From 64fbd1cef30033efd83570a752980ea658ee12bb Mon Sep 17 00:00:00 2001
From: Liang-Chi Hsieh <viirya@gmail.com>
Date: Tue, 26 Sep 2017 15:23:13 +0800
Subject: [PATCH] [SPARK-22124][SQL] Sample and Limit should also defer input
 evaluation under codegen

## What changes were proposed in this pull request?

We can override `usedInputs` to claim that an operator defers input evaluation. `Sample` and `Limit` are two operators which should claim it but don't. We should do it.

## How was this patch tested?

Existing tests.

Author: Liang-Chi Hsieh <viirya@gmail.com>

Closes #19345 from viirya/SPARK-22124.
---
 .../apache/spark/sql/execution/basicPhysicalOperators.scala   | 4 ++++
 .../src/main/scala/org/apache/spark/sql/execution/limit.scala | 4 ++++
 2 files changed, 8 insertions(+)

diff --git a/sql/core/src/main/scala/org/apache/spark/sql/execution/basicPhysicalOperators.scala b/sql/core/src/main/scala/org/apache/spark/sql/execution/basicPhysicalOperators.scala
index 18142c44f0..8389e2f3d5 100644
--- a/sql/core/src/main/scala/org/apache/spark/sql/execution/basicPhysicalOperators.scala
+++ b/sql/core/src/main/scala/org/apache/spark/sql/execution/basicPhysicalOperators.scala
@@ -267,6 +267,10 @@ case class SampleExec(
     }
   }
 
+  // Mark this as empty.

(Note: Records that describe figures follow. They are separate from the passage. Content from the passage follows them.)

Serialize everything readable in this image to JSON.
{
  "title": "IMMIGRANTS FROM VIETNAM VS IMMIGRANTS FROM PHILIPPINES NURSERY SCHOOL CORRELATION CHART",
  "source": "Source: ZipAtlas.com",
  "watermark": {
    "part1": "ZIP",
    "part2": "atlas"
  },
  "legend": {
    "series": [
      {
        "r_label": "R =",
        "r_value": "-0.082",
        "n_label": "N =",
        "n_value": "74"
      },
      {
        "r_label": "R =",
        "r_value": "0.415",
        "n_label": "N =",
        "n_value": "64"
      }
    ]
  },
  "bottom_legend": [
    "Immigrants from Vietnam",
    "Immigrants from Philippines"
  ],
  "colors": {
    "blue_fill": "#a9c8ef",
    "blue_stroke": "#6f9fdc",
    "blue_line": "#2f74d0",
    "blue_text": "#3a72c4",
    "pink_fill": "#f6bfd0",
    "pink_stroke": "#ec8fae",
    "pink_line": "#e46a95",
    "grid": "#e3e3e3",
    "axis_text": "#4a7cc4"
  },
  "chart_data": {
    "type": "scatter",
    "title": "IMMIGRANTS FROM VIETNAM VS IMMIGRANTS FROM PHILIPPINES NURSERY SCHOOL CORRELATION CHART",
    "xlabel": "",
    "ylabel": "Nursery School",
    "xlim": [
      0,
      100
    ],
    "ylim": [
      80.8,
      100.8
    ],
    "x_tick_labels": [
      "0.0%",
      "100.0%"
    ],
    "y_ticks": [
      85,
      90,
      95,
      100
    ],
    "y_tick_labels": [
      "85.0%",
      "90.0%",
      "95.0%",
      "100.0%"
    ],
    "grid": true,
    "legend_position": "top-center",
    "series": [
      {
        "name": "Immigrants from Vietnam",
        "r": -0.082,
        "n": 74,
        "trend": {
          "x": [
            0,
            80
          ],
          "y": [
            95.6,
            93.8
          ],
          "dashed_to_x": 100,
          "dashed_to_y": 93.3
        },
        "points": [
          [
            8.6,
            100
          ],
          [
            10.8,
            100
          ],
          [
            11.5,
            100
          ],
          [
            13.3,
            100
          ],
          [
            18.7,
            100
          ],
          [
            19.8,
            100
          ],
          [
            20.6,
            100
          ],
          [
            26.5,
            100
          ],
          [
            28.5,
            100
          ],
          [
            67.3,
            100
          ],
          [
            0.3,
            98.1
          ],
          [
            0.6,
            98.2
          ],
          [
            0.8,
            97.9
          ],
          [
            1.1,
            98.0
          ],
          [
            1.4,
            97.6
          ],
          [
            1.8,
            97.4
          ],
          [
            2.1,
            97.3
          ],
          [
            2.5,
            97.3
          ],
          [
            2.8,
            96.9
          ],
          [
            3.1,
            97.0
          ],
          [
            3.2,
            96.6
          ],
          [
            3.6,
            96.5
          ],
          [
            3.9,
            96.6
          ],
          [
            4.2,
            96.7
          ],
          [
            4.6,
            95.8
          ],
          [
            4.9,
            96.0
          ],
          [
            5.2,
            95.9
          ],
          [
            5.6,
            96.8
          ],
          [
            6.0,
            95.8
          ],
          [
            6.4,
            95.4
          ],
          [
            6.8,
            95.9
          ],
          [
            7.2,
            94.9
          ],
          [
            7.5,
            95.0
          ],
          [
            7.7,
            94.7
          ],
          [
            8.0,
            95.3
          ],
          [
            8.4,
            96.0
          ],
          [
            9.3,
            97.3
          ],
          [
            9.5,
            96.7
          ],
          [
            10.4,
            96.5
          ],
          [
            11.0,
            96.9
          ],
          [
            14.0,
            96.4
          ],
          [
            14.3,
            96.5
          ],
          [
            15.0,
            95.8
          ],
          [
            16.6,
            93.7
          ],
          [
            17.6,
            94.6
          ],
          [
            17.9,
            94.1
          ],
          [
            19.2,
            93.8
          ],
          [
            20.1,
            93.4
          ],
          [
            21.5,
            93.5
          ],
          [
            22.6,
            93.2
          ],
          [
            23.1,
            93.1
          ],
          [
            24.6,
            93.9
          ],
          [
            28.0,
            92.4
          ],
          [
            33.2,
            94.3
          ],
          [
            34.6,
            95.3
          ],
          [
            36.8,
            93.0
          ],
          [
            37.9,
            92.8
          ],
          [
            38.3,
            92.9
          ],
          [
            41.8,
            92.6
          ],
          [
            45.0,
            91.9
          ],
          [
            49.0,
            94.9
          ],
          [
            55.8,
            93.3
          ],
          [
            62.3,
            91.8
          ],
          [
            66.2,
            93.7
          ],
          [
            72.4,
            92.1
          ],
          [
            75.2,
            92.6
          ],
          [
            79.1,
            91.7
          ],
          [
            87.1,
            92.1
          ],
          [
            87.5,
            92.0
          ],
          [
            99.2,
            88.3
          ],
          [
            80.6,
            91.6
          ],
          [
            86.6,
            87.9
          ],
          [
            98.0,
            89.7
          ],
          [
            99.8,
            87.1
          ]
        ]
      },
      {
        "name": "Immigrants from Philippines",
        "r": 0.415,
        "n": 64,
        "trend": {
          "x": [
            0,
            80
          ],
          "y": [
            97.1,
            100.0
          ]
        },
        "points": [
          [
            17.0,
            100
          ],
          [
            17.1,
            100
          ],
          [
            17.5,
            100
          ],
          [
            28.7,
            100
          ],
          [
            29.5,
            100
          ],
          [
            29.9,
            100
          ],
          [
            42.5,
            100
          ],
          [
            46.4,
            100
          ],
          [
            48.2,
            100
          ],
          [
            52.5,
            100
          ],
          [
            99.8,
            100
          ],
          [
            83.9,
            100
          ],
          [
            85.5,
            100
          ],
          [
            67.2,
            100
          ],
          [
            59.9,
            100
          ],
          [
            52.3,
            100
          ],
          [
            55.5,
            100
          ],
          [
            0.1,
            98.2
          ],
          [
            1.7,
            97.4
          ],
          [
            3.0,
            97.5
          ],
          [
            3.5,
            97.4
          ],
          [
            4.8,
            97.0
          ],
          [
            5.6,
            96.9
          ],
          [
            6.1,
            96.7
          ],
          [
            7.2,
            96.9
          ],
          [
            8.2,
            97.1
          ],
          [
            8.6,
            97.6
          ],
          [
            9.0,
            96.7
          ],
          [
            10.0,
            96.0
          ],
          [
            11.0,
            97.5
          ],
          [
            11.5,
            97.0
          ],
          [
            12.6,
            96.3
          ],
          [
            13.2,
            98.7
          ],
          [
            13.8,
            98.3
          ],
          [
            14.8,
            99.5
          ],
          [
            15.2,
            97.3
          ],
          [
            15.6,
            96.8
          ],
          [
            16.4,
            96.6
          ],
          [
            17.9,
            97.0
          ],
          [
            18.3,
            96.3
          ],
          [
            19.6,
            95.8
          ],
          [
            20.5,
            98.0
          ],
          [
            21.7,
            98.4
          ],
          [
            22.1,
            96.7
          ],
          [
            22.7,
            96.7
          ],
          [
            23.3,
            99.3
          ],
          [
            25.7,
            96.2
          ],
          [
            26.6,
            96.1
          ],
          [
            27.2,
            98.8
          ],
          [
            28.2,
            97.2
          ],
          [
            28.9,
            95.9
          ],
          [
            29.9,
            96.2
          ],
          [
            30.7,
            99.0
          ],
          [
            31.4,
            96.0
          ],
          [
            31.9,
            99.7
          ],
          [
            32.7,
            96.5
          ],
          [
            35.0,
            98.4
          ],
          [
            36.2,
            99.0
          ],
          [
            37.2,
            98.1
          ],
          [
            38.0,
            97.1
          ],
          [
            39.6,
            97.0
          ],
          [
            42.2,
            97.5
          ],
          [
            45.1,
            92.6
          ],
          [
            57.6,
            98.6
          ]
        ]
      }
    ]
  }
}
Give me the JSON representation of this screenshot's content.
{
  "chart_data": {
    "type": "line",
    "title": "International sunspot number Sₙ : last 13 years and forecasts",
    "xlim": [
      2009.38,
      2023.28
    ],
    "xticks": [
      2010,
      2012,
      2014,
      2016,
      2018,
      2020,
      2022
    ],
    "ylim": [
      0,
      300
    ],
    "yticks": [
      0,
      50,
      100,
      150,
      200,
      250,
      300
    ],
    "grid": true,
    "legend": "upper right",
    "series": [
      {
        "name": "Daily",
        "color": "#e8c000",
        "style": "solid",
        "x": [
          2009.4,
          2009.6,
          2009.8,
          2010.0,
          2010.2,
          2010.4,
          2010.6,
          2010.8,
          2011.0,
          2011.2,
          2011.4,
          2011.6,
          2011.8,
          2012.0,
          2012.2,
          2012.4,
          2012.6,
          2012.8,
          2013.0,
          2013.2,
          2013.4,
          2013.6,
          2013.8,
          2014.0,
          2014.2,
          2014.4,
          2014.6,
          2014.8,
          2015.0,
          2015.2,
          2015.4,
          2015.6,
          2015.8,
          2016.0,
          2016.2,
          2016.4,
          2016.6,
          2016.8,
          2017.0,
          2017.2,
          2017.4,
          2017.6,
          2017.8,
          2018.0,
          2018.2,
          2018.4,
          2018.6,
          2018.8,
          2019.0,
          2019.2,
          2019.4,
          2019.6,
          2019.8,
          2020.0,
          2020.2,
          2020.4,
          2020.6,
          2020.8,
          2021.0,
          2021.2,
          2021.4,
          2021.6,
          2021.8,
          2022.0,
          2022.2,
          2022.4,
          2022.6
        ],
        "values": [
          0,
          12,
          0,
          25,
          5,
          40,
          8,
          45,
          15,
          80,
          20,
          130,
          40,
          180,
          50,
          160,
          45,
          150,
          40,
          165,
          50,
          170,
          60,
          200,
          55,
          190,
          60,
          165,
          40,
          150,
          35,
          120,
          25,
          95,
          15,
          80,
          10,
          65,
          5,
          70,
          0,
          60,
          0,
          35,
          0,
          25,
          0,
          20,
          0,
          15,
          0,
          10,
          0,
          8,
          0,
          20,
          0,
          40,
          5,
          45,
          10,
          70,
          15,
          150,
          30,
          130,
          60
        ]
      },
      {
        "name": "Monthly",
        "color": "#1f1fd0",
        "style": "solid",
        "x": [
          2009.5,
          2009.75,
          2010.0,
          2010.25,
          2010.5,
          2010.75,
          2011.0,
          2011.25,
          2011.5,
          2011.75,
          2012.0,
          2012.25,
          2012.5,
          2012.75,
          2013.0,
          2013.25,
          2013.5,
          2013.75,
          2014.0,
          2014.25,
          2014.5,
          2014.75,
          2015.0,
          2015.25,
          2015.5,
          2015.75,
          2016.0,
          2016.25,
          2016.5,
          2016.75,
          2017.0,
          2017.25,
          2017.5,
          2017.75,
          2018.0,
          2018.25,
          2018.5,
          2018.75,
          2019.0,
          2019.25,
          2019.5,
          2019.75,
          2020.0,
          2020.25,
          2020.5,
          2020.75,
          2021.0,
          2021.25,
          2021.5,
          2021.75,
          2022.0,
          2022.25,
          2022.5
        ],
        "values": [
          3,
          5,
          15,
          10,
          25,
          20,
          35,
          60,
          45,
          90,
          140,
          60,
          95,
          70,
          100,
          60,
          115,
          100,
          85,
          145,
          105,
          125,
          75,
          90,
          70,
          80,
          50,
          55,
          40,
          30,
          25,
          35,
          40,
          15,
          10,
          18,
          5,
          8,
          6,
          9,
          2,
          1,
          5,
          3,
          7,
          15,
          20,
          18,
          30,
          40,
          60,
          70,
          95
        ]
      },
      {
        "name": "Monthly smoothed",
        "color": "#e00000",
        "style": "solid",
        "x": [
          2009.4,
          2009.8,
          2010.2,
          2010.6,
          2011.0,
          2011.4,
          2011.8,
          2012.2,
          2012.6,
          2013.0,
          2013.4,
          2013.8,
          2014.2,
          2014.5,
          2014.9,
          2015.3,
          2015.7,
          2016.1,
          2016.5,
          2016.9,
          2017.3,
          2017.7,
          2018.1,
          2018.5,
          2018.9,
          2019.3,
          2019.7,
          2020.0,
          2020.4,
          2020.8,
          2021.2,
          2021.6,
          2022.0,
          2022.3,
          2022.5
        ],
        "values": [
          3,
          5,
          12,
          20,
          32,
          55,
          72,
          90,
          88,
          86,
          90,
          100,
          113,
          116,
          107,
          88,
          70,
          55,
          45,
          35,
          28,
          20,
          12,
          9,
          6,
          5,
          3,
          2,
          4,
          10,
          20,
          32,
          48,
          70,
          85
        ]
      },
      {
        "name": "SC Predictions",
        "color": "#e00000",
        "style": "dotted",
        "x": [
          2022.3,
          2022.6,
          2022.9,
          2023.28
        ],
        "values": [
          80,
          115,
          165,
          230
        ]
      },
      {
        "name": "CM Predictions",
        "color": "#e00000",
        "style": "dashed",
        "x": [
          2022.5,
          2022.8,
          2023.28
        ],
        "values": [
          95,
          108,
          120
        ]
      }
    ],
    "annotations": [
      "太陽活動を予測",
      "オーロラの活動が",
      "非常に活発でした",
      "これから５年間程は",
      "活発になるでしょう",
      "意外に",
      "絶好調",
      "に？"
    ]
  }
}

This plan doesn't need to evaluate any inputs and can defer the evaluation
+  // to the parent operator.
+  override def usedInputs: AttributeSet = AttributeSet.empty
+
   override def inputRDDs(): Seq[RDD[InternalRow]] = {
     child.asInstanceOf[CodegenSupport].inputRDDs()
   }
diff --git a/sql/core/src/main/scala/org/apache/spark/sql/execution/limit.scala b/sql/core/src/main/scala/org/apache/spark/sql/execution/limit.scala
index 73a0f8735e..1f515e29b4 100644
--- a/sql/core/src/main/scala/org/apache/spark/sql/execution/limit.scala
+++ b/sql/core/src/main/scala/org/apache/spark/sql/execution/limit.scala
@@ -62,6 +62,10 @@ trait BaseLimitExec extends UnaryExecNode with CodegenSupport {
     child.asInstanceOf[CodegenSupport].inputRDDs()
   }
 
+  // Mark this as empty. This plan doesn't need to evaluate any inputs and can defer the evaluation
+  // to the parent operator.
+  override def usedInputs: AttributeSet = AttributeSet.empty
+
   protected override def doProduce(ctx: CodegenContext): String = {
     child.asInstanceOf[CodegenSupport].produce(ctx, this)
   }
-- 
GitLab